Arjun leaving a toothbrush at my apartment was not the milestone. The toothbrush appeared on week two, placed in the holder with deliberate, considered precision. I could tell he thought about this gesture for several days before executing it. The milestone was Oliver deciding that Arjun was his person. It happened on a Wednesday night in late March, when Arjun came over after a marathon surgery, exhausted, his hands trembling, his eyes hollow. He lay down on the couch without speaking. Oliver, who had been lying in his bed across the room, got up, walked over, and climbed onto the couch and pressed his entire eighty-pound body against Arjun's legs and put his chin on Arjun's knee and did not move for three hours.

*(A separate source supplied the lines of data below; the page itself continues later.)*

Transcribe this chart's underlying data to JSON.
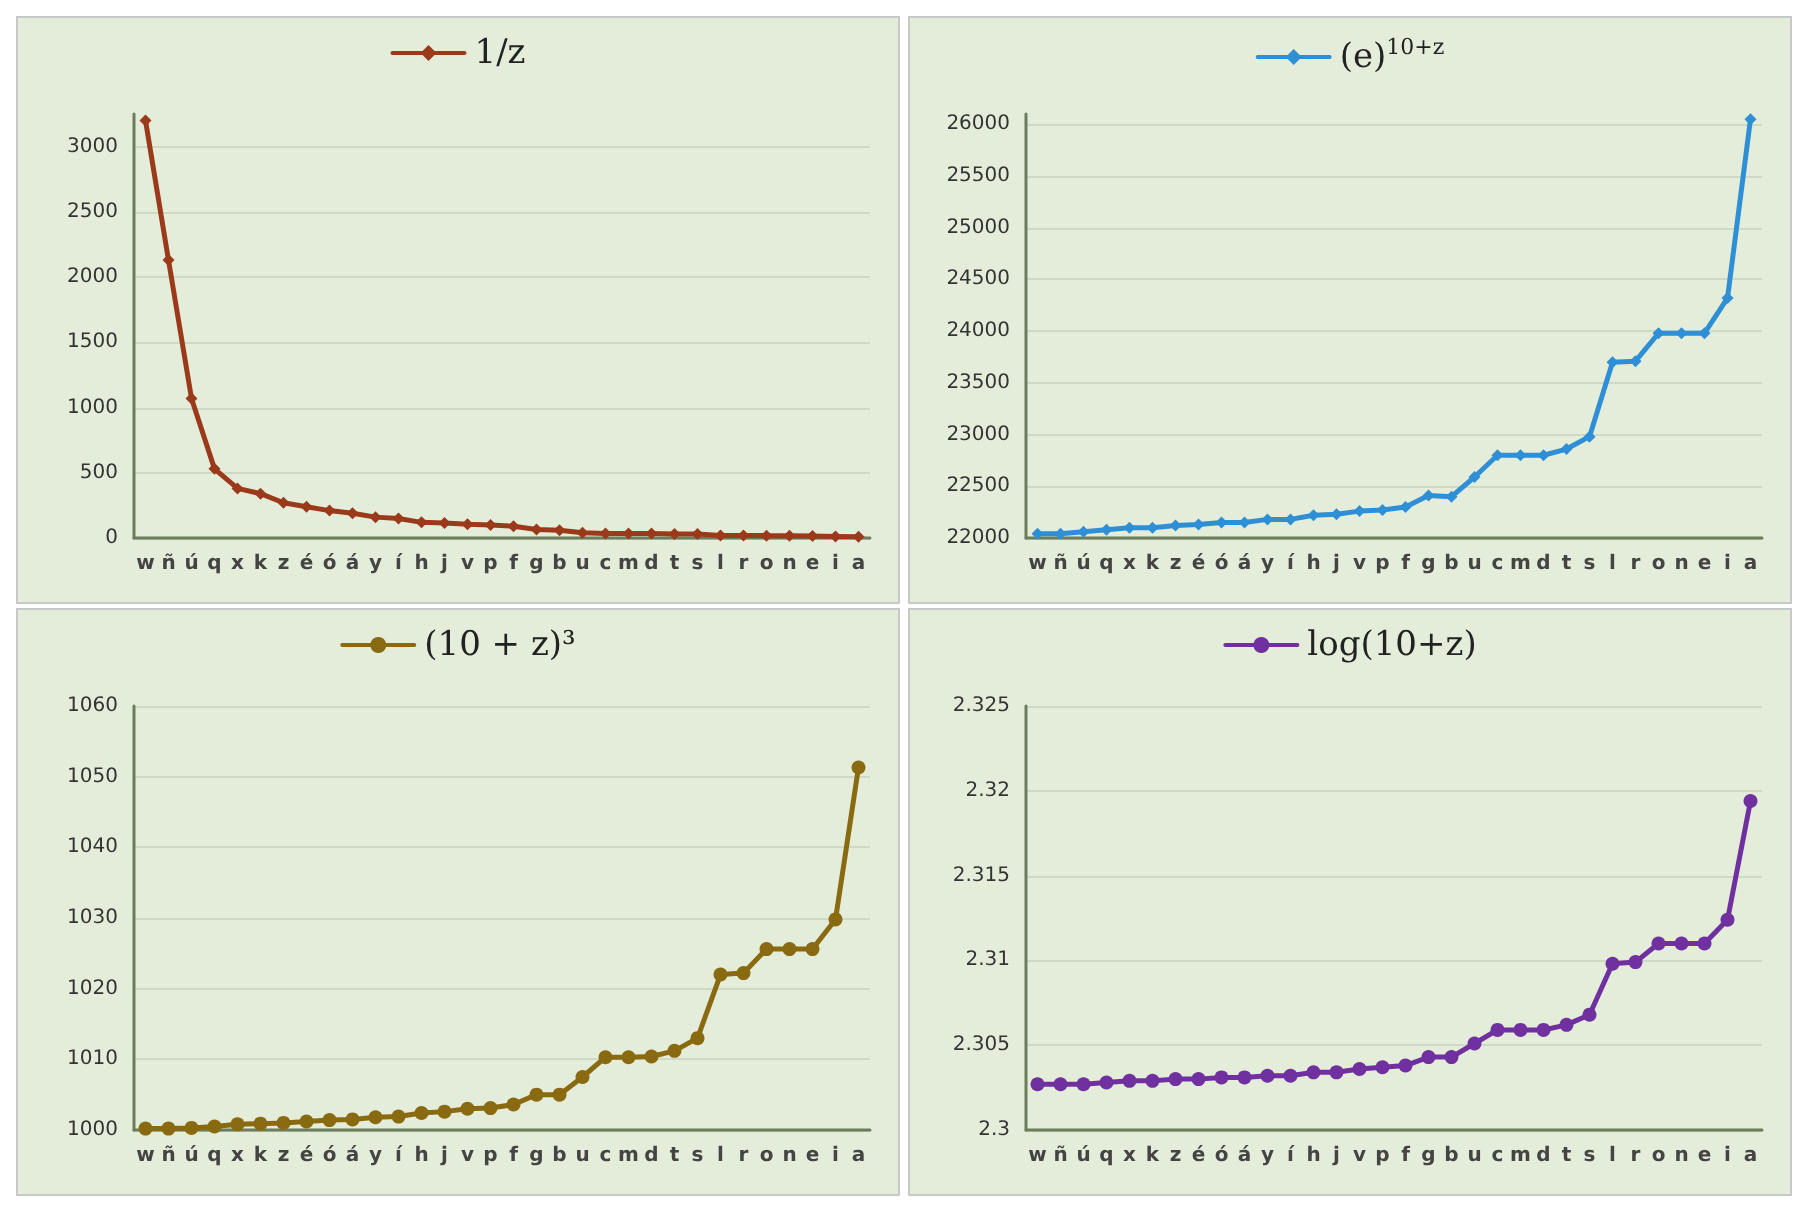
{
  "chart_data": [
    {
      "type": "line",
      "categories": [
        "w",
        "ñ",
        "ú",
        "q",
        "x",
        "k",
        "z",
        "é",
        "ó",
        "á",
        "y",
        "í",
        "h",
        "j",
        "v",
        "p",
        "f",
        "g",
        "b",
        "u",
        "c",
        "m",
        "d",
        "t",
        "s",
        "l",
        "r",
        "o",
        "n",
        "e",
        "i",
        "a"
      ],
      "series": [
        {
          "name": "1/z",
          "color": "#9b3a1a",
          "values": [
            3200,
            2130,
            1070,
            530,
            380,
            340,
            270,
            240,
            210,
            190,
            160,
            150,
            120,
            115,
            105,
            100,
            90,
            65,
            60,
            40,
            35,
            35,
            35,
            30,
            30,
            20,
            20,
            18,
            18,
            15,
            12,
            10
          ]
        }
      ],
      "ylim": [
        0,
        3250
      ],
      "yticks": [
        0,
        500,
        1000,
        1500,
        2000,
        2500,
        3000
      ],
      "grid": "y",
      "legend": "top",
      "marker": "diamond"
    },
    {
      "type": "line",
      "categories": [
        "w",
        "ñ",
        "ú",
        "q",
        "x",
        "k",
        "z",
        "é",
        "ó",
        "á",
        "y",
        "í",
        "h",
        "j",
        "v",
        "p",
        "f",
        "g",
        "b",
        "u",
        "c",
        "m",
        "d",
        "t",
        "s",
        "l",
        "r",
        "o",
        "n",
        "e",
        "i",
        "a"
      ],
      "series": [
        {
          "name": "(e)$^{10+z}$",
          "color": "#2e8fd6",
          "values": [
            22040,
            22040,
            22060,
            22080,
            22100,
            22100,
            22120,
            22130,
            22150,
            22150,
            22180,
            22180,
            22220,
            22230,
            22260,
            22270,
            22300,
            22410,
            22400,
            22590,
            22800,
            22800,
            22800,
            22860,
            22980,
            23700,
            23710,
            23980,
            23980,
            23980,
            24320,
            26050
          ]
        }
      ],
      "ylim": [
        22000,
        26100
      ],
      "yticks": [
        22000,
        22500,
        23000,
        23500,
        24000,
        24500,
        25000,
        25500,
        26000
      ],
      "grid": "y",
      "legend": "top",
      "marker": "diamond"
    },
    {
      "type": "line",
      "categories": [
        "w",
        "ñ",
        "ú",
        "q",
        "x",
        "k",
        "z",
        "é",
        "ó",
        "á",
        "y",
        "í",
        "h",
        "j",
        "v",
        "p",
        "f",
        "g",
        "b",
        "u",
        "c",
        "m",
        "d",
        "t",
        "s",
        "l",
        "r",
        "o",
        "n",
        "e",
        "i",
        "a"
      ],
      "series": [
        {
          "name": "(10 + z)³",
          "color": "#8a6a10",
          "values": [
            1000.2,
            1000.2,
            1000.3,
            1000.5,
            1000.8,
            1000.9,
            1001,
            1001.2,
            1001.4,
            1001.5,
            1001.8,
            1001.9,
            1002.4,
            1002.6,
            1003,
            1003.1,
            1003.6,
            1005,
            1005,
            1007.5,
            1010.3,
            1010.3,
            1010.4,
            1011.2,
            1013,
            1022,
            1022.2,
            1025.6,
            1025.6,
            1025.6,
            1029.8,
            1051.3
          ]
        }
      ],
      "ylim": [
        1000,
        1060
      ],
      "yticks": [
        1000,
        1010,
        1020,
        1030,
        1040,
        1050,
        1060
      ],
      "grid": "y",
      "legend": "top",
      "marker": "circle"
    },
    {
      "type": "line",
      "categories": [
        "w",
        "ñ",
        "ú",
        "q",
        "x",
        "k",
        "z",
        "é",
        "ó",
        "á",
        "y",
        "í",
        "h",
        "j",
        "v",
        "p",
        "f",
        "g",
        "b",
        "u",
        "c",
        "m",
        "d",
        "t",
        "s",
        "l",
        "r",
        "o",
        "n",
        "e",
        "i",
        "a"
      ],
      "series": [
        {
          "name": "log(10+z)",
          "color": "#7030a0",
          "values": [
            2.3027,
            2.3027,
            2.3027,
            2.3028,
            2.3029,
            2.3029,
            2.303,
            2.303,
            2.3031,
            2.3031,
            2.3032,
            2.3032,
            2.3034,
            2.3034,
            2.3036,
            2.3037,
            2.3038,
            2.3043,
            2.3043,
            2.3051,
            2.3059,
            2.3059,
            2.3059,
            2.3062,
            2.3068,
            2.3098,
            2.3099,
            2.311,
            2.311,
            2.311,
            2.3124,
            2.3194
          ]
        }
      ],
      "ylim": [
        2.3,
        2.325
      ],
      "yticks": [
        2.3,
        2.305,
        2.31,
        2.315,
        2.32,
        2.325
      ],
      "grid": "y",
      "legend": "top",
      "marker": "circle"
    }
  ]
}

Arjun cried. Not a lot. Not theatrically. Just a few quiet tearsthat he thought I didn't see, and that I pretended I didn't see, because some moments are private even when you are in the same room, and being chosen by a dog for the first time is one of them.

Oliver sleeps on Arjun's side of the bed now. Exclusively. He has migrated from the foot of the bed, where he used to sleep pressed against my legs, to Arjun's side, where he wedges himself between the nightstand and Arjun's hip and refuses to move. I’ve been replaced as the preferred sleeping companion by a neurosurgeon who smells of citrus soap and gives terrible belly rubs, and Oliver doesn’t care, and I’m not jealous, and I’m lying about not being jealous.

The hospital is where the real relationship lives, though. Not the apartment, not Huntsville, not the quiet domestic spaces where love is easy because the audience is small. The hospital is where we’re tested, because the hospital is where we’re Dr. Kapoor and Dr. Welling, and the boundary between professional and personal is a tight-rope we walk everyday.

Gabriel watches us with smug, theatrical satisfaction. He knows he was right about everything since the beginning and wants the world to know it.

“You're glowing,” he tells me one morning, intercepting me in the corridor with a latte in one hand and a clipboard in the other. “It's disgusting. You're a walking romantic comedy, Welling. I should charge you rent for the emotional real estate you're occupying in my hospital.”

“I'm not glowing.”

“You are luminescent. You are a lighthouse of post-reconciliation smugness. Every nurse on this floor can see it. Nurse Bauer in radiology asked me if you'd had cosmetic work done while you were away.” He sips his latte with performative satisfaction. “I take full credit, naturally. I am the architect of this union. I told him to thaw. He thawed. I should receive a wedding invitation and a prominent seat at the ceremony.”

“There's no ceremony.”

“Yet.” Gabriel's dark eyes glitter. “There is no ceremony yet. Iam a patient man, Welling. I can wait. But when it happens, and it will happen, because I am never wrong, I expect to be seated at the head table, and I expect the catering to be Italian.”

I laugh. Gabriel smiles, predatory and deeply satisfied. He has orchestrated the personal lives of his subordinates and considers it a management skill.

A Thursday afternoon. The ER is busy in the controlled, relentless way that spring brings: bicycle injuries, playground fractures, the seasonal uptick in children who have rediscovered gravity and lost.

The patient in Room 6 is four years old. Her name is Asha. She fell from a climbing frame on the playground and hit her head, and when I examine her, the pupils are equal and reactive but she's drowsy in a way I don't like, so I order a CT. The scan comes back and my stomach tightens: a small epidural hematoma, the kind that sits on the border between conservative monitoring and surgical intervention. I page neurosurgery for a consult.

Arjun arrives in under three minutes. He walks into Room 6 with his white coat and his clipboard, nods to me once, and goes straight to the lightbox. Asha is conscious, alert, and terrified, clinging to her father's hand with both of hers, and her father is doing the thing parents do when they are trying to be brave and are not succeeding, the tight jaw, the too-steady voice, the eyes that keep darting to the monitors.

Arjun reviews the scans, his eyes narrow and focused, his posture the clinical, assessing stillness of a surgeon evaluating margins. I can see him calculating: the size of the bleed, the rate of expansion, the risk-benefit analysis of surgical versus conservative management.